There were 350 active wildfires in B.C., threatening communities, air quality, quality of life, threatening homes and contributing hugely to carbon emissions.

The B.C. government has invested in 1,600 full-time firefighters. God bless them.

They are also investing in free drugs for 250,000 addicts in B.C., a problem growing like wildfires.

Surely, this government has unusual, unsettling priorities.

Phil Harrison

Comox

Reach every child around the globe

When we have so many problems in our own backyard, it is sometimes hard to look beyond to the world at large.

There are so many children in conflict zones who need our help, and a little can go a long way. World Humanitarian Day on August 19 might be the excuse one needs to focus on faraway lands and ask oneself, “Have I done enough for my brothers and sisters and especially for the children of my brothers and sisters around the globe.”
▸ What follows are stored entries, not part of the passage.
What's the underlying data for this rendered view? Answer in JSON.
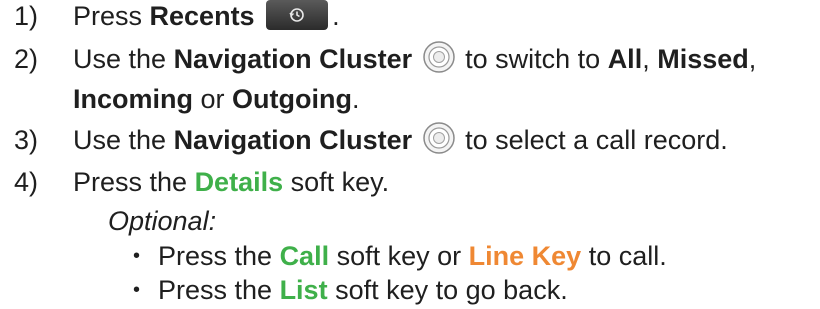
{
  "steps": [
    {
      "num": "1)",
      "a": "Press ",
      "b": "Recents",
      "c": "."
    },
    {
      "num": "2)",
      "a": "Use the ",
      "b": "Navigation Cluster",
      "c": " to switch to ",
      "d": "All",
      "e": ", ",
      "f": "Missed",
      "g": ","
    },
    {
      "line2a": "Incoming",
      "line2b": " or ",
      "line2c": "Outgoing",
      "line2d": "."
    },
    {
      "num": "3)",
      "a": "Use the ",
      "b": "Navigation Cluster",
      "c": " to select a call record."
    },
    {
      "num": "4)",
      "a": "Press the ",
      "b": "Details",
      "c": " soft key."
    }
  ],
  "optional": "Optional:",
  "bullets": [
    {
      "a": "Press the ",
      "b": "Call",
      "c": " soft key or ",
      "d": "Line Key",
      "e": " to call."
    },
    {
      "a": "Press the ",
      "b": "List",
      "c": " soft key to go back."
    }
  ],
  "bullet_char": "•",
  "colors": {
    "green": "#3fb04a",
    "orange": "#ef8833"
  },
  "icons": [
    "recents-clock-icon",
    "navigation-cluster-icon"
  ]
}
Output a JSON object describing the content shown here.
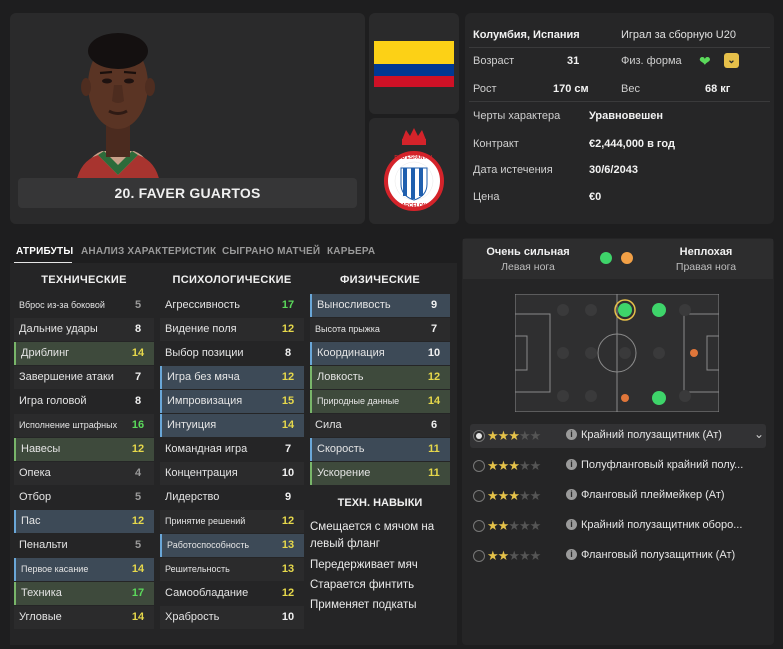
{
  "player": {
    "name_label": "20. FAVER GUARTOS"
  },
  "info": {
    "nationality": "Колумбия, Испания",
    "intl": "Играл за сборную U20",
    "age_label": "Возраст",
    "age": "31",
    "form_label": "Физ. форма",
    "height_label": "Рост",
    "height": "170 см",
    "weight_label": "Вес",
    "weight": "68 кг",
    "personality_label": "Черты характера",
    "personality": "Уравновешен",
    "contract_label": "Контракт",
    "contract": "€2,444,000 в год",
    "expiry_label": "Дата истечения",
    "expiry": "30/6/2043",
    "price_label": "Цена",
    "price": "€0"
  },
  "club": {
    "badge_text": "RCD ESPANYOL DE BARCELONA"
  },
  "colors": {
    "accent_green": "#5bd95b",
    "accent_yellow": "#e6d84b",
    "accent_blue": "#6aa7d8",
    "flag_yellow": "#fcd116",
    "flag_blue": "#003893",
    "flag_red": "#ce1126"
  },
  "tabs": [
    "АТРИБУТЫ",
    "АНАЛИЗ ХАРАКТЕРИСТИК",
    "СЫГРАНО МАТЧЕЙ",
    "КАРЬЕРА"
  ],
  "columns": {
    "technical": {
      "title": "ТЕХНИЧЕСКИЕ",
      "items": [
        {
          "n": "Вброс из-за боковой",
          "v": "5"
        },
        {
          "n": "Дальние удары",
          "v": "8"
        },
        {
          "n": "Дриблинг",
          "v": "14"
        },
        {
          "n": "Завершение атаки",
          "v": "7"
        },
        {
          "n": "Игра головой",
          "v": "8"
        },
        {
          "n": "Исполнение штрафных",
          "v": "16"
        },
        {
          "n": "Навесы",
          "v": "12"
        },
        {
          "n": "Опека",
          "v": "4"
        },
        {
          "n": "Отбор",
          "v": "5"
        },
        {
          "n": "Пас",
          "v": "12"
        },
        {
          "n": "Пенальти",
          "v": "5"
        },
        {
          "n": "Первое касание",
          "v": "14"
        },
        {
          "n": "Техника",
          "v": "17"
        },
        {
          "n": "Угловые",
          "v": "14"
        }
      ]
    },
    "mental": {
      "title": "ПСИХОЛОГИЧЕСКИЕ",
      "items": [
        {
          "n": "Агрессивность",
          "v": "17"
        },
        {
          "n": "Видение поля",
          "v": "12"
        },
        {
          "n": "Выбор позиции",
          "v": "8"
        },
        {
          "n": "Игра без мяча",
          "v": "12"
        },
        {
          "n": "Импровизация",
          "v": "15"
        },
        {
          "n": "Интуиция",
          "v": "14"
        },
        {
          "n": "Командная игра",
          "v": "7"
        },
        {
          "n": "Концентрация",
          "v": "10"
        },
        {
          "n": "Лидерство",
          "v": "9"
        },
        {
          "n": "Принятие решений",
          "v": "12"
        },
        {
          "n": "Работоспособность",
          "v": "13"
        },
        {
          "n": "Решительность",
          "v": "13"
        },
        {
          "n": "Самообладание",
          "v": "12"
        },
        {
          "n": "Храбрость",
          "v": "10"
        }
      ]
    },
    "physical": {
      "title": "ФИЗИЧЕСКИЕ",
      "items": [
        {
          "n": "Выносливость",
          "v": "9"
        },
        {
          "n": "Высота прыжка",
          "v": "7"
        },
        {
          "n": "Координация",
          "v": "10"
        },
        {
          "n": "Ловкость",
          "v": "12"
        },
        {
          "n": "Природные данные",
          "v": "14"
        },
        {
          "n": "Сила",
          "v": "6"
        },
        {
          "n": "Скорость",
          "v": "11"
        },
        {
          "n": "Ускорение",
          "v": "11"
        }
      ]
    }
  },
  "tech_skills": {
    "title": "ТЕХН. НАВЫКИ",
    "items": [
      "Смещается с мячом на",
      "левый фланг",
      "Передерживает мяч",
      "Старается финтить",
      "Применяет подкаты"
    ]
  },
  "feet": {
    "left_level": "Очень сильная",
    "left_label": "Левая нога",
    "right_level": "Неплохая",
    "right_label": "Правая нога"
  },
  "roles": [
    {
      "name": "Крайний полузащитник (Ат)",
      "stars": 2.5,
      "active": true
    },
    {
      "name": "Полуфланговый крайний полу...",
      "stars": 2.5,
      "active": false
    },
    {
      "name": "Фланговый плеймейкер (Ат)",
      "stars": 2.5,
      "active": false
    },
    {
      "name": "Крайний полузащитник оборо...",
      "stars": 2,
      "active": false
    },
    {
      "name": "Фланговый полузащитник (Ат)",
      "stars": 2,
      "active": false
    }
  ]
}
The word “polio” might not mean anything to our own children, indeed it sounds old-fashioned even to my ears, as we are blessedly protected from it, but it still strikes fear in the heart of parents who do not have the resources that we do.

Two organizations that help to #ReachEveryChild are Gavi, the Vaccine Alliance, and the Global Polio Eradication Initiative.

An estimated two out of five children live in fragile, conflict-ridden areas. Why not take some time today to research these two organizations and ask yourself how you might become a part of the team to #ReachEveryChild!